使用它,我们将找到一个字符串解密函数,并利用调试器来拦截输入和输出以获得解密的字符串。
We will then semi-automate the process, obtaining a full list of decoded strings that can be used to fix the previously obfuscated Ghidra database.
然后,我们将半自动化该过程,获取可用于修复先前混淆的 Ghidra 数据库的解码字符串的完整列表。
Summary 总结
During basic analysis of a Vidar file, we can see a large number of base64 strings. These strings are not able to be decoded using base64 alone as there is additional encryption. By using Ghidra String References we can where the base64 is used, and hence locate the function responsible for decoding.

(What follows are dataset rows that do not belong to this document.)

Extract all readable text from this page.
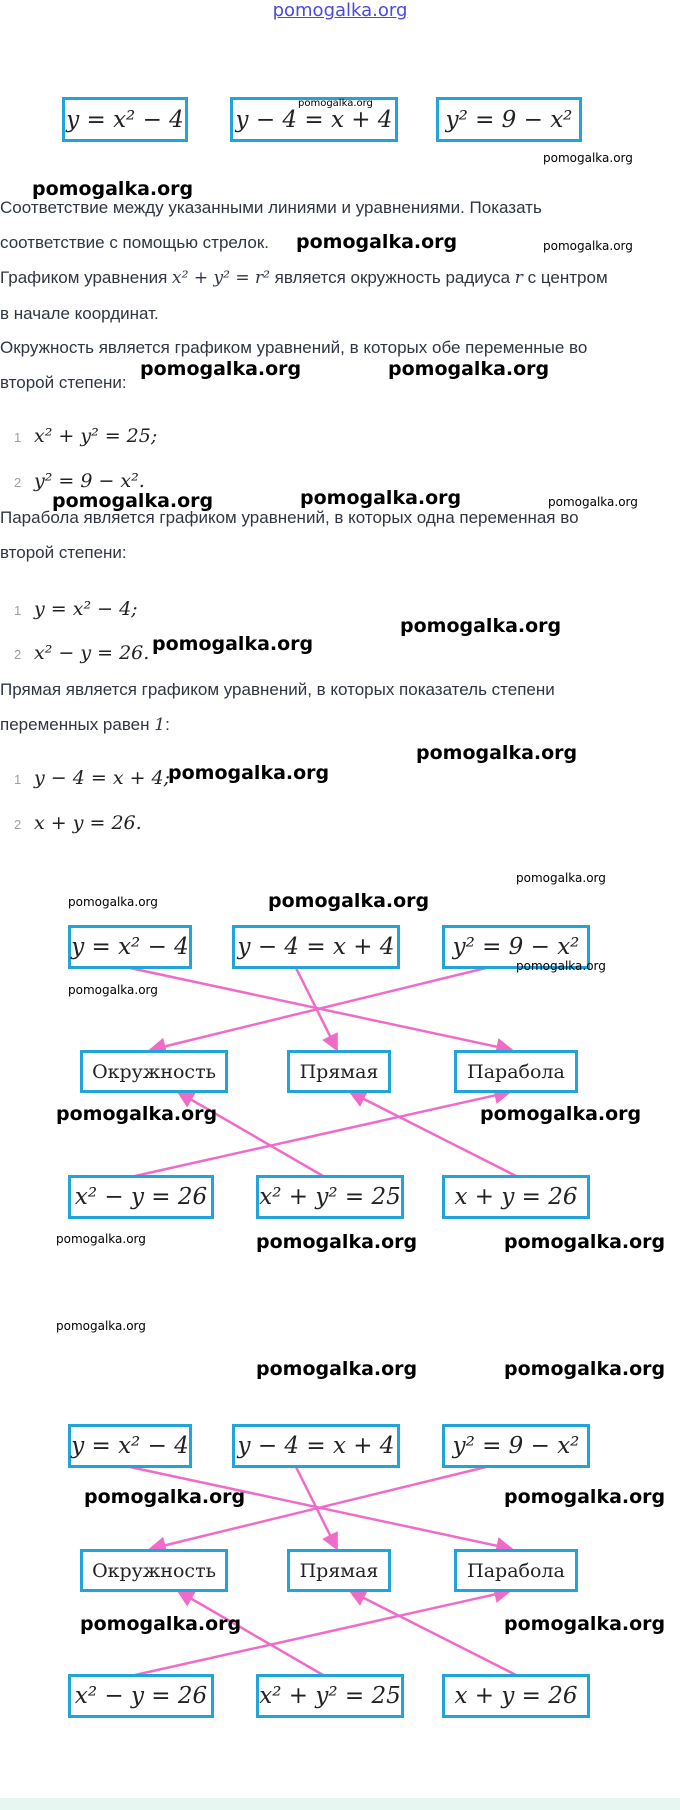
pomogalka.org
y = x² − 4 y − 4 = x + 4	y² = 9 − x²
Соответствие между указанными линиями и уравнениями. Показать
соответствие с помощью стрелок.
Графиком уравнения x² + y² = r² является окружность радиуса r с центром
в начале координат.
Окружность является графиком уравнений, в которых обе переменные во
второй степени:
1 x² + y² = 25;
2 y² = 9 − x².
Парабола является графиком уравнений, в которых одна переменная во
второй степени:
1 y = x² − 4;
2 x² − y = 26.
Прямая является графиком уравнений, в которых показатель степени
переменных равен 1:
1 y − 4 = x + 4;
2 x + y = 26.
y = x² − 4 y − 4 = x + 4	y² = 9 − x²
Окружность	Прямая	Парабола
x² − y = 26 x² + y² = 25	x + y = 26
y = x² − 4 y − 4 = x + 4	y² = 9 − x²
Окружность	Прямая	Парабола
x² − y = 26 x² + y² = 25	x + y = 26
pomogalka.org
pomogalka.org
pomogalka.org
pomogalka.org	pomogalka.org
pomogalka.org	pomogalka.org
pomogalka.org	pomogalka.org	pomogalka.org
pomogalka.org
pomogalka.org
pomogalka.org
pomogalka.org
pomogalka.org
pomogalka.org	pomogalka.org
pomogalka.org
pomogalka.org
pomogalka.org	pomogalka.org
pomogalka.org	pomogalka.org	pomogalka.org
pomogalka.org
pomogalka.org	pomogalka.org
pomogalka.org	pomogalka.org
pomogalka.org	pomogalka.org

在对 Vidar 文件进行基本分析时,我们可以看到大量的 base64 字符串。这些字符串无法单独使用 base64 进行解码,因为有额外的加密。通过使用 Ghidra 字符串引用,我们可以在哪里使用 base64,从而找到负责解码的函数。
With a decoding function found, it is trival to find the “start” and “end” of the decryption process. Using this knowledge we can load the file into a debugger and set breakpoints on the beginning and end of the decoding function. This enables us to view the input (encoded string) and output (decoded string) without needing to reverse engineer the decryption process.
找到解码功能后,很难找到解密过程的“开始”和“结束”。利用这些知识,我们可以将文件加载到调试器中,并在解码函数的开头和结尾设置断点。这使我们能够查看输入(编码字符串)和输出(解码字符串),而无需对解密过程进行逆向工程。
By further adding a simple log command into the debugger (x32dbg), we can tell x32dbg to print all values at the start and end of the decryption function. This is a means of automation that is simple to implement without coding knowledge.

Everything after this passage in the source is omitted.